Namjoon bilge bir alfa. Namjoon her zaman en iyisini bilir.

Jeongguk derin bir nefes aldı ve kalbinin yavaşlamasını umdu. Jimin taburesinde kıpırdandı, siyah tutamlar gözlerinin önünde düşüyordu. Saçları uzundu, alfa onu ilk gördüğünden çok daha uzundu. Omega saçlarını düzeltmek için elini kaldırdığında Jeongguk elinde olmadan, onun ne kadar hassas göründüğünü fark etti. Kendi elinin onun bileğini tamamen sarmasının ne kadar kolay olduğunu fark etti. Jimin'in bilekleri kolayca kırılabilirdi ve yine de Jeongguk, omeganın, alfanın asla kendi başına direnemeyeceği şeylerin üstesinden geldiğini biliyordu. Jeongguk kendini o kadar kasmıştı ki canı acıyordu, karar verildiğinden beri durmadan tekrar ettiği mantrayı söylemeye geri döndü. 

Namjoon bilge bir alfa. Namjoon her zaman en iyisini bilir...

Namjoon onunla konuştuktan sonra Yoongi'nin onlara katılması az zaman almıştı. Betanın, Hyunwoo'nun çılgın fikrinin tek seçenekleri, ilk ve son şansları olduğunu kabul etmesiyse daha uzun sürmüştü. Yoongi, Jimin'in gelişinden bu yana tasmalar üzerinde bıkıp usanmadan çalışıyordu, bu yüzden betanın onlara tasma hakkındaki çalışmalarının bittiğini duyurması bir tür işaret gibiydi. Sonunda, kodu kırabildiklerini ve tasmaları açabileceklerini söylemişti.

"Yine de, denemeliyiz." demişti Yoongi. "Tasmaları, uzaktan devre dışı bırakabileceğimizden emin olmalıyız."

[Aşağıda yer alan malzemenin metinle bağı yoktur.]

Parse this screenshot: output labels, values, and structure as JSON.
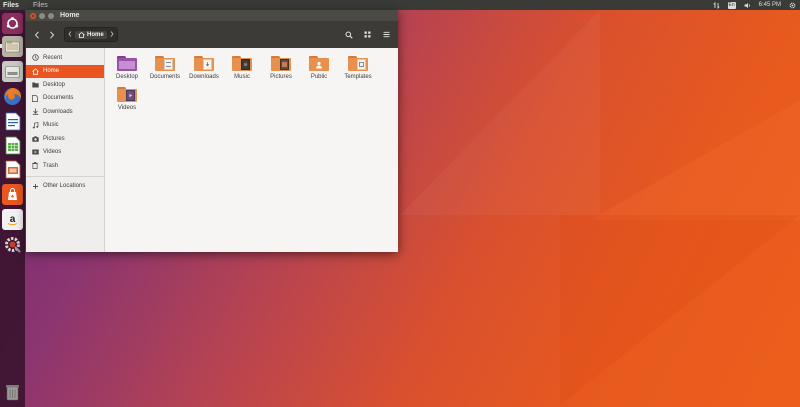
{
  "top_panel": {
    "app_name": "Files",
    "menu_files": "Files",
    "keyboard_badge": "En",
    "time": "6:45 PM"
  },
  "launcher": {
    "items": [
      {
        "icon": "ubuntu-dash-icon"
      },
      {
        "icon": "files-icon"
      },
      {
        "icon": "disk-icon"
      },
      {
        "icon": "firefox-icon"
      },
      {
        "icon": "writer-icon"
      },
      {
        "icon": "calc-icon"
      },
      {
        "icon": "impress-icon"
      },
      {
        "icon": "software-center-icon"
      },
      {
        "icon": "amazon-icon"
      },
      {
        "icon": "settings-icon"
      },
      {
        "icon": "trash-icon"
      }
    ]
  },
  "window": {
    "title": "Home",
    "path_crumb": "Home"
  },
  "sidebar": {
    "items": [
      {
        "label": "Recent",
        "icon": "clock-icon"
      },
      {
        "label": "Home",
        "icon": "home-icon",
        "active": true
      },
      {
        "label": "Desktop",
        "icon": "folder-icon"
      },
      {
        "label": "Documents",
        "icon": "document-icon"
      },
      {
        "label": "Downloads",
        "icon": "download-icon"
      },
      {
        "label": "Music",
        "icon": "music-icon"
      },
      {
        "label": "Pictures",
        "icon": "camera-icon"
      },
      {
        "label": "Videos",
        "icon": "video-icon"
      },
      {
        "label": "Trash",
        "icon": "trash-icon"
      }
    ],
    "other_locations": "Other Locations"
  },
  "files": [
    {
      "name": "Desktop"
    },
    {
      "name": "Documents"
    },
    {
      "name": "Downloads"
    },
    {
      "name": "Music"
    },
    {
      "name": "Pictures"
    },
    {
      "name": "Public"
    },
    {
      "name": "Templates"
    },
    {
      "name": "Videos"
    }
  ],
  "colors": {
    "accent": "#e95420",
    "panel": "#3a3a37",
    "headerbar": "#3c3b37",
    "folder": "#e8914e"
  }
}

Bir süre sonra, herkesin ufacık bir odada toplanmasının ve önünde duran tasmaya dikkatlice bakan Jimin'den gözlerini ayırmamalarının sebebi de buydu. Jimin derince nefes verdiğinde Jeongguk'un avuçları terlemeye başladı, omuzlarını yuvarladı. Omeganın önünde duran Namjoon, endişeyle kaşlarını çattı ve kollarını göğsünde bağladı. Onun yanında duran Hyunwoo, duvardaki ekranı tamir etmekle meşgul olan Kihyun'la derin bir konuşma içerisindeydi. Birkaç küfür ve biraz vuruştan sonra, nihayet Min Yoongi'nin yüzü tekrar onlara döndü ve oda durgunlaştı.

"Burada her şey aynı." dedi Yoongi. "Nasılsınız çocuklar? Jimin?"

Omega gülümsemeye çalıştı, ancak sırtının alt kısmını nemlendiren endişe, onun dürüst olmasını engelledi. Namjoon dudaklarını birbirine bastırdı.

"Bunu yapmak zorunda değilsin, Jimin. Başka birini bulabiliriz." dedi.

Jimin başını iki yana salladı. "Sorun değil. İstiyorum." dedi. "Eğer işe yaramazsa bile, en azından ona alışığım."

"Elbette işe yarayacak, seni velet." Yoongi kaşlarını çattı ancak sesi güven doluydu. "Kullanacağımız tasma bir prototip. Hükumet'in kullandıkları gibi çalışıyor ama biz, manuel olarak devre dışı bırakabiliyoruz. Yani endişelenme. Kontrol altına aldık."

"Tamam." dedi Jimin, çenesini kastı. Cesurdu, çok cesurdu. "Evet, tamam."

Jimin'e çok, çok fazla yakın olan tasmayı gördüğünde Jeongguk, boğazının arkasından acı bir tadın ağzına yayıldığını hissedebiliyordu. Hyunwoo'nun planının ilk kısmı oldukça basitti: Jimin'in OKM'ye girmesini sağlayın, kapıları içeriden açın, saldırın. Kışkırtın ve içeride isyan başlatın. Oh, ve video, videoyu unutmayın. İkinci kısım... başkente saldırın? Pek de basit değildi.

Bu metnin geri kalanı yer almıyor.